Prudential and PIC reach sixth longevity reinsurance agreement amid surging demand for pension de-risking

This agreement signals strong demand for longevity reinsurance in the U.K., especially as a result of the growing desire among companies to de-risk their pensions. This desire has become more achievable due to the improved funding levels of U.K. schemes, many of which have spent several years progressively de-risking their liabilities.

 

NEWARK, N.J:

Prudential Retirement, a unit of Prudential Financial, Inc. (NYSE: PRU), and Pension Insurance Corporation plc (PIC), have struck their sixth longevity reinsurance transaction since 2015. The Prudential Insurance Company of America (PICA) assumes the longevity risk for £900 million (about $1.2 billion) in pension liabilities, representing approximately 7,500 pensioners across two pension schemes.

 

This agreement signals strong demand for longevity reinsurance in the U.K., especially as a result of the growing desire among companies to de-risk their pensions.

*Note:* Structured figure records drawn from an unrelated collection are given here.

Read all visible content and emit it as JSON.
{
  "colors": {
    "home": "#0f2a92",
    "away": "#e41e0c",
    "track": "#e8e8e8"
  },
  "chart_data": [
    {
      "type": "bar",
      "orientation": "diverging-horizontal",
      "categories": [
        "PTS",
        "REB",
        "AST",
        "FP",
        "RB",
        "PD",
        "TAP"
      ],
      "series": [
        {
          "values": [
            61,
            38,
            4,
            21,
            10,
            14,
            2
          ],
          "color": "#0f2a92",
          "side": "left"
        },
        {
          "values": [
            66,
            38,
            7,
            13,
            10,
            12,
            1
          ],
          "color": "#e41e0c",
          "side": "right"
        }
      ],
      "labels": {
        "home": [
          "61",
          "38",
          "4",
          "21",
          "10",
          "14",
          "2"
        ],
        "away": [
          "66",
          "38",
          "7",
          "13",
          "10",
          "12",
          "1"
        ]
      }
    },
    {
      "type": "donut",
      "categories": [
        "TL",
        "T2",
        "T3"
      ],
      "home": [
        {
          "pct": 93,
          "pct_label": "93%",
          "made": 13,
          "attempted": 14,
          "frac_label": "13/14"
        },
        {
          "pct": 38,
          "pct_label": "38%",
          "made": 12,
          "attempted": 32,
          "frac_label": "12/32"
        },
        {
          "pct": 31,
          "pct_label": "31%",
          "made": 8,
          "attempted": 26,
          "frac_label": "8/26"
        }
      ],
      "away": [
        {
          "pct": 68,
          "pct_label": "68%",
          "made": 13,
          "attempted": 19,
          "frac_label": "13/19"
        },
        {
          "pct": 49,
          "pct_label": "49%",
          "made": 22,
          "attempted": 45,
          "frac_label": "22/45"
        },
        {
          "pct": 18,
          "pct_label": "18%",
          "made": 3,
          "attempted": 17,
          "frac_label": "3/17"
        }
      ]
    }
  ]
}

This desire has become more achievable due to the improved funding levels of U.K. schemes, many of which have spent several years progressively de-risking their liabilities. They are now well placed to do a buyout or buy-in. PIC and Prudential have long been leaders and innovators in providing de-risking solutions.

 

“We at Prudential are proud to strengthen our growing partnership with Pension Insurance Corporation,” said Tom Cahill, a director on Prudential’s longevity reinsurance team. “Our two teams have not only worked closely on several transactions, but we have also collaborated on innovative new processes that have helped smaller schemes access the pension de-risking marketplace.” The two firms concluded their last longevity reinsurance agreement in November 2017. Overall, they have come to agreements collectively worth more than $6 billion (about £4.4 billion).

 

Jay Shah, chief origination officer at Pension Insurance Corporation, said: “This agreement represents the sixth major reinsurance transaction between the PIC and PICA teams during the past three years. It is testament to the collaborative partnership that has been built. We believe the reinsurance market will continue to be competitive in support of the significant de-risking activity expected over 2018.”

 

Amy Kessler, head of longevity risk transfer at Prudential, added: “Over the last several years, Prudential’s longevity reinsurance innovations have proven time and again to help companies achieve certainty in their liabilities. Insurers like PIC come to us for our reinsurance expertise, our deep capabilities, and our capacity to innovate in ways that meet the changing needs of institutions. Most importantly, we have worked closely with PIC to help them secure the pension benefits for thousands of people.”

 

This is Prudential’s first major longevity reinsurance transaction of 2018. Prudential is a global leader in the pension reinsurance market with more than $50 billion in international reinsurance transactions since 2011, including the largest longevity risk transfer transaction on record, a $27.7 billion transaction involving the BT Pension Scheme.